ドイツの6月ZEW調査による経済成長予測は、50.0という予想を下回る47.5と、2年半ぶりの高水準に+0.4上昇した。
ECBのグインドス副総裁は、「ECBの予測は3か月ごとに更新され、次回は9月に行われる。予測は金利の動向を決定する際に重要な指標となる」と述べた。
スワップレートは、7月18日のECB理事会で-25bpの利下げが行われる可能性を6%、9月12日の理事会で61%と予想している。
米ドル/円は0.04%上昇した。日本の国債利回りが他のG7諸国の利回りを大きく下回っているため、円は引き続き圧力を受けている。日本銀行の植田総裁が、来月の日銀会合で金利引き上げの可能性があると述べたことで、円の下落は限定的となった。米国債利回りの低下も円をサポートした。
日銀の植田総裁は、「経済、インフレ、金融情勢に関するデータや情報次第では、7月に政策金利が引き上げられる可能性が高い」と述べた。
スワップレートは、7月31日の会合で10bpの利上げが行われる可能性を32%、9月20日の会合で10bpの利上げが行われる可能性を61%と予想している。

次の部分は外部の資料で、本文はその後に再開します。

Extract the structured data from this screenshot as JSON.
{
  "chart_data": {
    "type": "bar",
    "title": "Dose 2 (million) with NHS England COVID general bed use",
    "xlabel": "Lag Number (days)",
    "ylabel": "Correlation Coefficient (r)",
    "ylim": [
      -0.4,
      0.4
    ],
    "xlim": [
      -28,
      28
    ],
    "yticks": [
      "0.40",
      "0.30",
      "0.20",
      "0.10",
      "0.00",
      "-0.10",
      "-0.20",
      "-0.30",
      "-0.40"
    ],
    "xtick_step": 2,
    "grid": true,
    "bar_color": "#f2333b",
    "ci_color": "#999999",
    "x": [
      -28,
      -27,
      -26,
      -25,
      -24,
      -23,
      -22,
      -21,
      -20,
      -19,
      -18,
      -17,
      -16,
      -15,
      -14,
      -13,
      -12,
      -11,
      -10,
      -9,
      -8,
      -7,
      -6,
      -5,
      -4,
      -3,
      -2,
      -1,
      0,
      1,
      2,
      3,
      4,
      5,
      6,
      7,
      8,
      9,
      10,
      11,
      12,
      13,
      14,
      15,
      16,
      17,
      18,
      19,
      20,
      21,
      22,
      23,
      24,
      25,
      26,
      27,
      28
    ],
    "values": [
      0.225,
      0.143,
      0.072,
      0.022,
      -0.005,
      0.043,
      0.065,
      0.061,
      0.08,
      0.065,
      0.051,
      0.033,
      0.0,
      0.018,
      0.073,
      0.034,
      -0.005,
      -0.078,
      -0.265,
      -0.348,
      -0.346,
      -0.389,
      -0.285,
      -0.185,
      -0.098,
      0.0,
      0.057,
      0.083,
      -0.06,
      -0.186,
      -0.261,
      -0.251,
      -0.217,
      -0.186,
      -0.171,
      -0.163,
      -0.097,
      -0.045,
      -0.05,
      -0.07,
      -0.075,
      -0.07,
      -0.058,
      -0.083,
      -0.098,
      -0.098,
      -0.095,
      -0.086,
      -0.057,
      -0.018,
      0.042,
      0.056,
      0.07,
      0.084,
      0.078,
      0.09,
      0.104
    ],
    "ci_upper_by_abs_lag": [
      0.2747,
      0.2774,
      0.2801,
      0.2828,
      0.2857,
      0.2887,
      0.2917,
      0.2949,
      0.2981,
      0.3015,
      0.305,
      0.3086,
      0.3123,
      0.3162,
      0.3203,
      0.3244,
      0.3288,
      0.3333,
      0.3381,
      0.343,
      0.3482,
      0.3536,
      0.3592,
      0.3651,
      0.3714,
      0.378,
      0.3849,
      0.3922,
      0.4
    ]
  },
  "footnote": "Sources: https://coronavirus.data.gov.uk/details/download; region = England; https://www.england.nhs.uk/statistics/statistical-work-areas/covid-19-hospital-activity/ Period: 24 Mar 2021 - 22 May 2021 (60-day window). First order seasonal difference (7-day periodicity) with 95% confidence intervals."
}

金は+17.90ドル(+0.77%)高、銀は+0.173ドル(+0.59%)高
貴金属はドル安を好感して上昇した。また、世界的な債券利回りの低下も貴金属相場を下支えした。 また、5月の米小売売上高が予想を下回ったことも、FRBの金融政策にハト派的な要因となり、貴金属にとっては強材料となった。銀は、5月の米製造業生産高が予想を上回ったことも支援材料となり、工業用金属の需要と銀価格にとってプラス材料となった。
タカ派的な中央銀行のコメントにより、貴金属の上昇幅は限定的となった。ニューヨーク連銀のウィリアムズ総裁、セントルイス連銀のムサレム総裁、ボストン連銀のコリンズ総裁、ダラス連銀のローガン総裁、リッチモンド連銀のバーキン総裁は、金利引き下げを行う前に、さらに多くのデータが必要だと述べた。また、ECBのグインドス副総裁は、金利引き下げを決定する前に、9月の経済予測を待つべきだと述べた。 また、日銀の上田総裁は、来月の日銀会合で金利引き上げが行われる可能性があると述べた。最後に、火曜日の S&P 500 の史上最高値更新による上昇により、安全資産としての貴金属への需要は減少した。

世界的な石油供給の逼迫が予想される中、原油価格が急騰
WTI原油は1.24ドル高(1.54%高)、RBOBガソリンは3.63ドル高(1.48%高)
原油とガソリン価格は小幅高で引け、原油は7週間ぶり、ガソリンは3週間ぶりの高値を記録した。ドル安がエネルギー価格を下支えした。また、サウジアラビアが先週、原油価格を支えるためOPEC+の生産調整を撤回する可能性があると述べたことや、ロシアが原油生産の削減を誓ったことなどから、原油は中期的に世界的な石油供給が逼迫するとの見通しが下支えとなっている。
世界の経済指標は、エネルギー需要と原油価格に関してまちまちだった。明るい材料としては、米国の5月の製造業生産高が前月比+0.9%増となり、前月比+0.3%増という予想を上回った。また、ドイツの6月のZEW景況感調査では、経済成長の見通しが+0.4上昇し、2年半ぶりの高水準となる47.5を記録した。 一方、5月の米国の小売売上高は前月比0.1%増と、前月比0.3%増という予想を下回った。

※当資料は、投資環境に関する参考情報の提供を目的として翻訳、作成した資料です。投資勧誘を目的としたものではありません。翻訳の正確性、完全性を保証するものではありません。投資に関する決定は、ご自身で判断なさるようお願いいたします。